SIHMA | Scalabrini Institute For Human Mobility In Africa

The Regularization of Zimbabwean Migrants: a Case of Permanent Temporariness

In an article titled Back to the future? Can Europe meet its labor needs through temporary, migration? Stephen Castles inquires whether temporary worker schemes introduced in Europe in the 2000s would resemble past guest worker programs which provided employers with young unskilled workers who were unmarried or had left their families at home and worked, on a “rotation basis” (Rotationsprinzip), in agriculture, construction, mining, and manufacturing. His answer to the question is no. However, he argues that “some current approaches do share important common features with past guest worker programs, especially through discriminatory rules that deny rights to migrant workers”.

The question about what rights migrants should receive after their admission and how these rights should change over time remains a highly contentious issue. Political theorist Joseph H. Carens provides an answer to this ethical dilemma. He notes that democratic states can admit migrants for a limited period of time and restrict their access to public assistance programs but other restrictions are morally problematic. His argument is based on the assumption that the claim to be a member of a political community grows as time spent in a country increases, irrespective of the condition of sojourn or immigration status. According to Carens, membership acquired over an extended period of time spent in a society explains why prolonged temporary status ought to lead automatically to permanent residency.

In South Africa, the increase in asylum claims, which occurred between 2008 and 2011, led the Department of Home Affairs to implement restrictive practices and policies, stemming both physical access at the border and at the refugee reception offices, as well as access to protection in adjudication procedures. In response to this crisis, one policy adopted in 2010 to ease the pressure on the asylum system was the implementation of a large regularization program for Zimbabwean nationals, the Dispensation of Zimbabweans Project – or ‘DZP’ – allowing Zimbabwean holders of this special permit to work, conduct business and study in South Africa.

In August 2014, four months before the expiration date of the Zimbabwean special permits, the Minister of Home Affairs announced the launch of a new Zimbabwean Special Dispensation Permit (ZSP) targeting DZP permit-holders who wished to remain in South Africa after the expiry of their permits. The ZSP allowed permit-holders to live, work, conduct business and study in South Africa for an additional three years until 31 December, 2017. Despite having announced in 2016 that the ZSP would be terminated at the end of 2017, the DHA later announced the availability of the new Zimbabwean Exemption Permit (ZEP) which allowed ZSP holders to work, study and conduct business for an additional period of four years until 31 December 2021.
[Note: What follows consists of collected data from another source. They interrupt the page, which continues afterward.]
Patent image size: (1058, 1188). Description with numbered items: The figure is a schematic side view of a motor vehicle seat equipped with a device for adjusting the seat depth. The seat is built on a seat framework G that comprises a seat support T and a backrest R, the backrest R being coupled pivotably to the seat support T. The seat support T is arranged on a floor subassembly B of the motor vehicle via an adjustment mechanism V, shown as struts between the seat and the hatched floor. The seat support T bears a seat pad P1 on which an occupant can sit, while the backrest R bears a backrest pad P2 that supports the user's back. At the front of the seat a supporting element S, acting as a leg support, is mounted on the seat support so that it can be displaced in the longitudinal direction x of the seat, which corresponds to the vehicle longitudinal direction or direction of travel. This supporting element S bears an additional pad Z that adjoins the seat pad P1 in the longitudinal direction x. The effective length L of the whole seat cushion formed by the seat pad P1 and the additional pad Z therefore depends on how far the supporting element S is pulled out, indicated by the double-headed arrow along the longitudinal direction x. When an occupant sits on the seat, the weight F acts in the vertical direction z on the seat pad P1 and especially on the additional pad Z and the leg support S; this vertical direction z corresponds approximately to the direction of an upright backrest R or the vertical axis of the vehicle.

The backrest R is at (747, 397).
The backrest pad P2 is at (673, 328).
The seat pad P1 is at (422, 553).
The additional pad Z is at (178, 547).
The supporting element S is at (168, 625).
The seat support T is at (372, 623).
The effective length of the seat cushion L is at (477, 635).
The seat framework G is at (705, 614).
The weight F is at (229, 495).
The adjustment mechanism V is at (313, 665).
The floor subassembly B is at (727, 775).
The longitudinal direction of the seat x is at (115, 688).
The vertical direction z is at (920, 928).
However, unlike previous regularizations which were designed to grant permanent residence status in South Africa the DZP, ZSP and ZEP programmes did not allow permit-holders to apply for permanent residence despite their long, continuous tenure in the country. This exclusionary practice raises numerous concerns. In South Africa, all temporary workers are excluded from accessing social assistance, are not entitled to claim unemployment funds and are excluded from accessing unemployment insurance if they are ill or on maternity or adoption leave. Access to housing and basic education for temporary workers is also restricted by the government. Moreover, low-skilled temporary workers are much more likely to occupy low-wage, precarious jobs than South Africans. In addition, temporary workers are tied to a specific kind of work and are not allowed to change employers. Such restrictions can make migrant workers vulnerable and subject to abuse and exploitation.

The Constitution of South Africa guarantees equality before the law and the right to equal protection and does not justify discrimination based purely on residency. Yet temporary low-skilled workers are vulnerable to exploitation and are not afforded equal protection. Originally meant to last only for a period of four years, regularization programmes for Zimbabweans, are, at the time of writing, in their eighth year of implementation. Such programmes do not intend to address short term labor shortages in South Africa, as the nature of the work that permit-holders conduct is not temporary. Yet permit holders will be excluded from a pathway to permanent residency. The limitation of certain legal rights (e.g., right to vote or to hold high public office) is justifiable when temporary migrants are only permitted to remain for a limited time but not when temporary visas are renewed numerous times for multiple consecutive years. In this case, at some point, temporary visa holders should be converted into permanent residence and temporariness should come to an end. Non-access to permanent residency, in fact, makes migrant workers more vulnerable and their “temporary status” creates barriers to a meaningful assertion to work-related and social rights.